Elections would be broken into TWO distinct ballots:
1) Nationally held offices (senate/congress/president)
2) Local/state offices/issues

Standardized paper cardstock ballots with a sharpie pen, and real live people to count those votes IN PLACE at the end of the day, and CCTV video of the whole process is all that's needed.

Local/state ballots could be done any way the state/county/city wants them to be.

We got where we are now, by lobbyists funding legislators, in exchange for "sweet deals" to those lobbyists & their clients.

When we refused to take control of our elections, we assured that some "wrong" people make it to DC, and occupied seats of power that allowed them to create laws that never should have been. One or two "wrong" senators led to a majority that obstructed investigations that might have mitigated the troubles we are in now.

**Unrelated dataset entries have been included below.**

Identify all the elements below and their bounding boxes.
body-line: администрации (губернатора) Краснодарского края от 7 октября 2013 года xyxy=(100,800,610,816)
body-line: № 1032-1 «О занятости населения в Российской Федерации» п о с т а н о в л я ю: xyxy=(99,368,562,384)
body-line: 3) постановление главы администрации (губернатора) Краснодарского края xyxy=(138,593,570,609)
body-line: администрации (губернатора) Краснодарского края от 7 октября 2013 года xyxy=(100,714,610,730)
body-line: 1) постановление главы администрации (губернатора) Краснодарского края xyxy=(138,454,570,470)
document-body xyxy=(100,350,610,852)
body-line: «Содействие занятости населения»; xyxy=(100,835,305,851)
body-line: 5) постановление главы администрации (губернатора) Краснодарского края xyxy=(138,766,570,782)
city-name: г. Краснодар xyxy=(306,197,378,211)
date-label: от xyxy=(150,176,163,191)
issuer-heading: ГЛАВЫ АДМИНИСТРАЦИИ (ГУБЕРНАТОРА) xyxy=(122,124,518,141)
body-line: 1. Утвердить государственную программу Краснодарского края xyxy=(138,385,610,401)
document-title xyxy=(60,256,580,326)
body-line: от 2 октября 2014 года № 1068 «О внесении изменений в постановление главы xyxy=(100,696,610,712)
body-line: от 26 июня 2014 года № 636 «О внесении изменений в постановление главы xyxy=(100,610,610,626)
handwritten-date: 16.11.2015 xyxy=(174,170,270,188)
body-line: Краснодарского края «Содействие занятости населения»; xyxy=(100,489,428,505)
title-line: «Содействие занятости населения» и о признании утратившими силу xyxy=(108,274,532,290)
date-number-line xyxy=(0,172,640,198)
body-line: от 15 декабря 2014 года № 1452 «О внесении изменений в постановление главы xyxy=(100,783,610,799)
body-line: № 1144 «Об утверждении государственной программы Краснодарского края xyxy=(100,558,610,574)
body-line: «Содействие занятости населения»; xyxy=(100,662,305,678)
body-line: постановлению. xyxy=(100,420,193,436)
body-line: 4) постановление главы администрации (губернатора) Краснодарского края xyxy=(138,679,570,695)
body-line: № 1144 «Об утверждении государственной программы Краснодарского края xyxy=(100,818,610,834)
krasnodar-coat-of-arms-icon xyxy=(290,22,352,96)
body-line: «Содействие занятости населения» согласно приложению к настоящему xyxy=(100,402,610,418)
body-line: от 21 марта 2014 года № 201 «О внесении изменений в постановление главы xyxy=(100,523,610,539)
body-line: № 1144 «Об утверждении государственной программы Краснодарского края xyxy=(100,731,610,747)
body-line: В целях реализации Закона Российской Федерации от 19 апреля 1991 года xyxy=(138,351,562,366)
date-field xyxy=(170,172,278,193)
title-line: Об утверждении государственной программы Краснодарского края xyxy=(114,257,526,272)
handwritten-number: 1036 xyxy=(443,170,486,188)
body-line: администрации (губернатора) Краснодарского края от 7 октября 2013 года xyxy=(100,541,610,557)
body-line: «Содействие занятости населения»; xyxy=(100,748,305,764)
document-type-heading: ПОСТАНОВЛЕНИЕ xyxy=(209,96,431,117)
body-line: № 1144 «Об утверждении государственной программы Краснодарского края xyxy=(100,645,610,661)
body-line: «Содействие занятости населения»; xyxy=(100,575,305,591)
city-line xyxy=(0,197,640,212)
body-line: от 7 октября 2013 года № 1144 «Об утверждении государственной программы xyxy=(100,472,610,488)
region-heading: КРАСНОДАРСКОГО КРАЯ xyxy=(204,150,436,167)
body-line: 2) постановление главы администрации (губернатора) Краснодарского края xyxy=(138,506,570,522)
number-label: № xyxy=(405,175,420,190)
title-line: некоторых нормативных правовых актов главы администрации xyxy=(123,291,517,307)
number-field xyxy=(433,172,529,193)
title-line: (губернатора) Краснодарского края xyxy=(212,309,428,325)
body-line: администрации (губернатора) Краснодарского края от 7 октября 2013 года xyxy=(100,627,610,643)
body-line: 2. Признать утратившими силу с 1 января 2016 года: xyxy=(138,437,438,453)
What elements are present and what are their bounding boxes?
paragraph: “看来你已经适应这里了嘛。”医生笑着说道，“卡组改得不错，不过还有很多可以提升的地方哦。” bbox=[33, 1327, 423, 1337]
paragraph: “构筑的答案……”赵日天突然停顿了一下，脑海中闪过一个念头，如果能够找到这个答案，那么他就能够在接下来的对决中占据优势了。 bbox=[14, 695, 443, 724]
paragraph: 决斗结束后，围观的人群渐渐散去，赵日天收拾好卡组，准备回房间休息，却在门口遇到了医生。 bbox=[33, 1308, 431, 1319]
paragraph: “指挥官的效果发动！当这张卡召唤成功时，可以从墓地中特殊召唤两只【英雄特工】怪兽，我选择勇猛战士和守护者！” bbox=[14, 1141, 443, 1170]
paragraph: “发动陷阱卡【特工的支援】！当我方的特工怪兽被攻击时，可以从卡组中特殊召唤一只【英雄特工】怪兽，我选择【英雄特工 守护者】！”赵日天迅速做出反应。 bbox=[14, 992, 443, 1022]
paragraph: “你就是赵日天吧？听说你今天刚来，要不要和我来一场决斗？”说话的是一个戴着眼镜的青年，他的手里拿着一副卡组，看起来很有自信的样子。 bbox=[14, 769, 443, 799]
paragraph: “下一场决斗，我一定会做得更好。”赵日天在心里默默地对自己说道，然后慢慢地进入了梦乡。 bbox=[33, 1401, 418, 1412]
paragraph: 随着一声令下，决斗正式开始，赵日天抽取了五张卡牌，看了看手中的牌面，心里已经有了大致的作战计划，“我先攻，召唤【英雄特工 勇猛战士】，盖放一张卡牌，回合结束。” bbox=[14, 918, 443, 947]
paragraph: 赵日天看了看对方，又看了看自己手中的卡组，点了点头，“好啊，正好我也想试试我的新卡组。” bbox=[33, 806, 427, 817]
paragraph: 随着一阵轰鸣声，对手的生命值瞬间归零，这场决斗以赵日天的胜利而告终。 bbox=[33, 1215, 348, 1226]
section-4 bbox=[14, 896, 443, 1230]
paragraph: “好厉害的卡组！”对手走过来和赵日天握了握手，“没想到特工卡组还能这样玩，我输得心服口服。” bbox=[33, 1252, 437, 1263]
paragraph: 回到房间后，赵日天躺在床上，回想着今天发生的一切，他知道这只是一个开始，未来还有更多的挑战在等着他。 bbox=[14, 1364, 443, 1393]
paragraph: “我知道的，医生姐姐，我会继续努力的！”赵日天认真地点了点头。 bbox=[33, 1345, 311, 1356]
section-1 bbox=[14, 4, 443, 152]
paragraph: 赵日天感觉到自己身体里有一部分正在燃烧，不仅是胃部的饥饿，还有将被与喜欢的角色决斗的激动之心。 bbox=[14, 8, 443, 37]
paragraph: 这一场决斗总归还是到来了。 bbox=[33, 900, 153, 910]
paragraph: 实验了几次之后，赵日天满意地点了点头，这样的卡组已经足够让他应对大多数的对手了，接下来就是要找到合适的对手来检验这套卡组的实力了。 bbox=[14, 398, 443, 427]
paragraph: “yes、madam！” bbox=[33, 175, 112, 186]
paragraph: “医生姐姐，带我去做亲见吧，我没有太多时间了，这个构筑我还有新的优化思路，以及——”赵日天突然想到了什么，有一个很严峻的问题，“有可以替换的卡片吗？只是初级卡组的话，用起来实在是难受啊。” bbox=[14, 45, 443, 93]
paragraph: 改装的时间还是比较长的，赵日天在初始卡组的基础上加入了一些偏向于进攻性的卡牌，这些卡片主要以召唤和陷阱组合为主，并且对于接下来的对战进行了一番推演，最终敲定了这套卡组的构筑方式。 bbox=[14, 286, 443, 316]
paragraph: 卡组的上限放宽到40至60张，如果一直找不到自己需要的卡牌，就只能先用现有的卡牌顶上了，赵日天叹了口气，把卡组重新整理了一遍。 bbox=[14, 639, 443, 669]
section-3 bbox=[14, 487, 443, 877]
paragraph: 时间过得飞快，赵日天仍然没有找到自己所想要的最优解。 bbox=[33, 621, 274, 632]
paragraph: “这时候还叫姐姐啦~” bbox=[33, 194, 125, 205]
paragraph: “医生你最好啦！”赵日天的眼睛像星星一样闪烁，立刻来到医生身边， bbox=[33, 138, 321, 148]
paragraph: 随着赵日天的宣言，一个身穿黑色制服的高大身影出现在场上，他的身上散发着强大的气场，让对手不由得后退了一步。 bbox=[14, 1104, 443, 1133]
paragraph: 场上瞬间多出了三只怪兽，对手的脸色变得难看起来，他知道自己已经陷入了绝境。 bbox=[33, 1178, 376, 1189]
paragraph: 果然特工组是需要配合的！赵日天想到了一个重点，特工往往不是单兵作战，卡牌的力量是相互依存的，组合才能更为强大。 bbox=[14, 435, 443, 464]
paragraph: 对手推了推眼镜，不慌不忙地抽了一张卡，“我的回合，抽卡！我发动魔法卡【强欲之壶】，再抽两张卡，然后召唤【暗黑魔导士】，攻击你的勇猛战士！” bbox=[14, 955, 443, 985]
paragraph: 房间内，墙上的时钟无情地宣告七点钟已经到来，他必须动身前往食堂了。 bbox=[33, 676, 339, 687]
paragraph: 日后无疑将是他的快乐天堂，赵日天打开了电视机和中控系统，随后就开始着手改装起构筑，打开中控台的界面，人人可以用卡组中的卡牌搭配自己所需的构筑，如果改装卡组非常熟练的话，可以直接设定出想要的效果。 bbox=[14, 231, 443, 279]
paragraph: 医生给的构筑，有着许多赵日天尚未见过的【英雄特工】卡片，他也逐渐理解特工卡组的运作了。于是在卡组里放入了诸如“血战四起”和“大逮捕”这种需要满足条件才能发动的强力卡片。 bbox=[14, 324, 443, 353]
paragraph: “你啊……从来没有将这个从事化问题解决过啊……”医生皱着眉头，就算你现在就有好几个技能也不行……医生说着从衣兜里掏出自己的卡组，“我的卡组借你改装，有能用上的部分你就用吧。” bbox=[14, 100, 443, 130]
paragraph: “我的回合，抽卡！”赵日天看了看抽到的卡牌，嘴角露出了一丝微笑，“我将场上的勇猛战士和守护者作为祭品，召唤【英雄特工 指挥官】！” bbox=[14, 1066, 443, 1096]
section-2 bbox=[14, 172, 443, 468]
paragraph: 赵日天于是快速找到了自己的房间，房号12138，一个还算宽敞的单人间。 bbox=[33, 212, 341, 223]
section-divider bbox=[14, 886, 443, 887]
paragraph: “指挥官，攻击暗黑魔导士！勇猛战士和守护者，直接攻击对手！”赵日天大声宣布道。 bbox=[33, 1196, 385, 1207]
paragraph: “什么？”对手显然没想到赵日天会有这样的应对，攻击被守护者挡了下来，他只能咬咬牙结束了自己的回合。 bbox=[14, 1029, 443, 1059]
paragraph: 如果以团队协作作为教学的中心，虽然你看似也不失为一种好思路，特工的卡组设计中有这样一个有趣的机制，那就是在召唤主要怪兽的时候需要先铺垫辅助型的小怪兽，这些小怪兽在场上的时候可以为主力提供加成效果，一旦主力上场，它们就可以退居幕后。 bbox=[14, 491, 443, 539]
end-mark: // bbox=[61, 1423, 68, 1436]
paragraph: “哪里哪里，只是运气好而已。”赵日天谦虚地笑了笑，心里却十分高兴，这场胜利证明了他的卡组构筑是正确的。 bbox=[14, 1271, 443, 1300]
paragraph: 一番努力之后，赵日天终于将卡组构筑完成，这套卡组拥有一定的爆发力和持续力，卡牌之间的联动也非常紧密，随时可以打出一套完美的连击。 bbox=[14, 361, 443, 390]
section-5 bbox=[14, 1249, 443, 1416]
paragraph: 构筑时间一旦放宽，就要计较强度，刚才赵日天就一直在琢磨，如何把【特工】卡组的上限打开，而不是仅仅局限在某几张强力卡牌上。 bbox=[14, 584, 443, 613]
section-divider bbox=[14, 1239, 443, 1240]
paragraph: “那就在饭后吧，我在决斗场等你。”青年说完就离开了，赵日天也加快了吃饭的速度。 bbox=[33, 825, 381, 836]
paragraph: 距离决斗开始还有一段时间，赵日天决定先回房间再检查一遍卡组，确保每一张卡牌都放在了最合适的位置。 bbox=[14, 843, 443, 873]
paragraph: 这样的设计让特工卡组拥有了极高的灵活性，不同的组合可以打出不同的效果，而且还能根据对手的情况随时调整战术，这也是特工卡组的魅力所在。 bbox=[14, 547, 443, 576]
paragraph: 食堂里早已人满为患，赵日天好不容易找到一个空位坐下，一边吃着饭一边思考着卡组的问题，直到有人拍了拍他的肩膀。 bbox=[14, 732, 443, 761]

And the collegial "covering" that senators like Lieberman, and other "bi-partisan" democrats do, adds to the nonsensical legislation that allows massive fraud to take place.

When ONE democrat takes money from a lobbyist, they are complicit when frauds occur. Even if 99% of the smelly deals are perpetrated by Republicans, that 1% will be ballyhooed by the press with equal alacrity.

Lobbying is not ALL bad; just the lobbying by corporate entities and organizations who are profit-driven. If their product/business plan is not strong enough to stand-alone, they do not deserve to stay in business. Laws should be about protecting ALL of us, not the few corporations/richest of us whose only reason to exist is to make money at any cost to the public.